According to The Electronic Encyclopedia of Chicago, the neighborhood is the more affluent portion of the Stony Island Heights neighborhood that occupies the eastern two-thirds of Calumet Heights. Several sources more loosely define Pill Hill as the entire Calumet Heights region and use the names interchangeably to refer to the whole area. Other sources including one co-published by MSNBC, clearly depict it as a rectangular neighborhood running for eight blocks bounded by East 91st or East 92nd Street and East 94th or East 95th Street to the north and south, respectively, and South Paxton Avenue and South Cregier Avenue to the east and west, respectively. The neighborhood is known for homes with built-in one-car garages and private yards. The region has little commercial development.

==History==
The neighborhood was first settled by farmers who quickly became disappointed in the region's swampy nature. After the area was developed by nearby factory workers in the 1870s, it was incorporated into the city of Chicago in 1889 along with the Hyde Park Township. In the 1940s, the factory workers were replaced by white collar residents. By the 1970s, the neighborhood had earned a reputation for affluence and quality residences. The neighborhood soon became a favorite residence of African American doctors from the nearby South Chicago Community Hospital. In a community area of above average wealth compared to the Chicago statistical averages, Pill Hill has above-average affluence compared to the rest of the community area according to the Encyclopedia.

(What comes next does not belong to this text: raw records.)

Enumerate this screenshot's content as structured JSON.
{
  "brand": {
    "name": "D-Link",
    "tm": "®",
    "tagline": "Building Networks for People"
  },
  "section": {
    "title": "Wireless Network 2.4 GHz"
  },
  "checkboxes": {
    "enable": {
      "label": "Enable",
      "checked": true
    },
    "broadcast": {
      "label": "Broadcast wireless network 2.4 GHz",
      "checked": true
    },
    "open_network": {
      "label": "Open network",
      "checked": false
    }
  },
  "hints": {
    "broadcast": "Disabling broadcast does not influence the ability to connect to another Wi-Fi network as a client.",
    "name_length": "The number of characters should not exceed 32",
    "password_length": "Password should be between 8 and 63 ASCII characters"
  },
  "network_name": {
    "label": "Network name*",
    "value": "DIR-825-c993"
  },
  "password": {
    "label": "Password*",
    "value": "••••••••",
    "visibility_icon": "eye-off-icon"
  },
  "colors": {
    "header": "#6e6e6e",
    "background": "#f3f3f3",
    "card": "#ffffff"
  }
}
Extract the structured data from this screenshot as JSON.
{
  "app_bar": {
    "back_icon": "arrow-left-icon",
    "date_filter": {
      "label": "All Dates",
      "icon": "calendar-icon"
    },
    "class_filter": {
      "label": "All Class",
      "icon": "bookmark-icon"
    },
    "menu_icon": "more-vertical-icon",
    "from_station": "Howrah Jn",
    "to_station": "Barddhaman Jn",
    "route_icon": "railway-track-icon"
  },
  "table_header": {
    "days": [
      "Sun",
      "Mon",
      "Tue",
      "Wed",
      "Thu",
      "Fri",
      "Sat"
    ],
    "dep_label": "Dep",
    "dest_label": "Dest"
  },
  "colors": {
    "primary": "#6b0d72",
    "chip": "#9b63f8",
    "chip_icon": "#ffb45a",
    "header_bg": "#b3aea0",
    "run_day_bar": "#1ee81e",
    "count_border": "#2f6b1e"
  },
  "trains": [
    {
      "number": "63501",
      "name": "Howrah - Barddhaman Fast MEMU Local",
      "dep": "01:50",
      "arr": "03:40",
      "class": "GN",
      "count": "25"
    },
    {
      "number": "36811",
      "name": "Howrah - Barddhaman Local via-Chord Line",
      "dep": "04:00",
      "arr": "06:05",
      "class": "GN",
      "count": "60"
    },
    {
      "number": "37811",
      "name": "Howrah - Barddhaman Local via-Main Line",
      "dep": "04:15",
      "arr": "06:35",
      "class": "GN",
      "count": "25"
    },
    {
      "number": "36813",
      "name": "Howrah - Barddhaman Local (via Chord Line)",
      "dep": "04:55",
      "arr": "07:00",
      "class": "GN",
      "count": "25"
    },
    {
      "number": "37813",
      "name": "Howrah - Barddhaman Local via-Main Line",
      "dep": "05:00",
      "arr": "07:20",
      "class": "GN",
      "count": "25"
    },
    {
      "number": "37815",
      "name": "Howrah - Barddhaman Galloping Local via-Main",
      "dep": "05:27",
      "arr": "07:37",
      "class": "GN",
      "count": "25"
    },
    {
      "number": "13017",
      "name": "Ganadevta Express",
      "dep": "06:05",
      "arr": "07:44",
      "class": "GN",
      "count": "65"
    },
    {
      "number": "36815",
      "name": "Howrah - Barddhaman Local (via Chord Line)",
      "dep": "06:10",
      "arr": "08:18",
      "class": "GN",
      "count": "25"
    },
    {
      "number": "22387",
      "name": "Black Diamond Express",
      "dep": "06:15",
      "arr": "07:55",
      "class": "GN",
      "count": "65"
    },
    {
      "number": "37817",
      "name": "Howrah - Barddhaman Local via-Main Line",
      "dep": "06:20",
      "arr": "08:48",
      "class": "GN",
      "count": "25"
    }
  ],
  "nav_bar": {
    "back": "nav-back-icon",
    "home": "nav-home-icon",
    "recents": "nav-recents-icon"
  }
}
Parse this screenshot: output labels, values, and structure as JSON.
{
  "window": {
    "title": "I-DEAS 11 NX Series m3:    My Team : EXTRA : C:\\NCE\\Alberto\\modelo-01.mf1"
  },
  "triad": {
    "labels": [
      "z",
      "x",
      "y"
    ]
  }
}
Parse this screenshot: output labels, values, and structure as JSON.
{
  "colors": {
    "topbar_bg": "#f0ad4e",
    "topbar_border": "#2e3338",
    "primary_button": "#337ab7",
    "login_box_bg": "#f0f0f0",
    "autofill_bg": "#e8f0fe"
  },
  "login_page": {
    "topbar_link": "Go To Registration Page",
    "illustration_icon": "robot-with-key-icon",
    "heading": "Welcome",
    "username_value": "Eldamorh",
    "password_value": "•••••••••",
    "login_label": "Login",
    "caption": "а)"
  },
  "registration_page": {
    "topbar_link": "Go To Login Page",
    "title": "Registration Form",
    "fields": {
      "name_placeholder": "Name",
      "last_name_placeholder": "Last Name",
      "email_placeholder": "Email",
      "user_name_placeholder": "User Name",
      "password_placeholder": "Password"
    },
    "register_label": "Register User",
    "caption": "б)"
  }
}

The moniker is attributed to the preponderance of doctors employed at the nearby South Chicago Community Hospital who reside in the grand homes situated atop the Stony Island ridge. However, the neighborhood no longer hosts such a high concentration of doctors and is a varied middle-class neighborhood. The racial transformation has been documented in the 1998 book entitled The South Side: The Racial Transformation of an American Neighborhood. A play by Yale School of Drama graduate Sam Kelley entitled Pill Hill was set in this neighborhood. It debuted at the Yale Repertory Theatre has been produced in many venues in recent decades. Pill Hill is credited by one Chicago Sun-Times author as one of the few communities to host civil rights activists such as Martin Luther King Jr. and Jesse Jackson during the 1960s.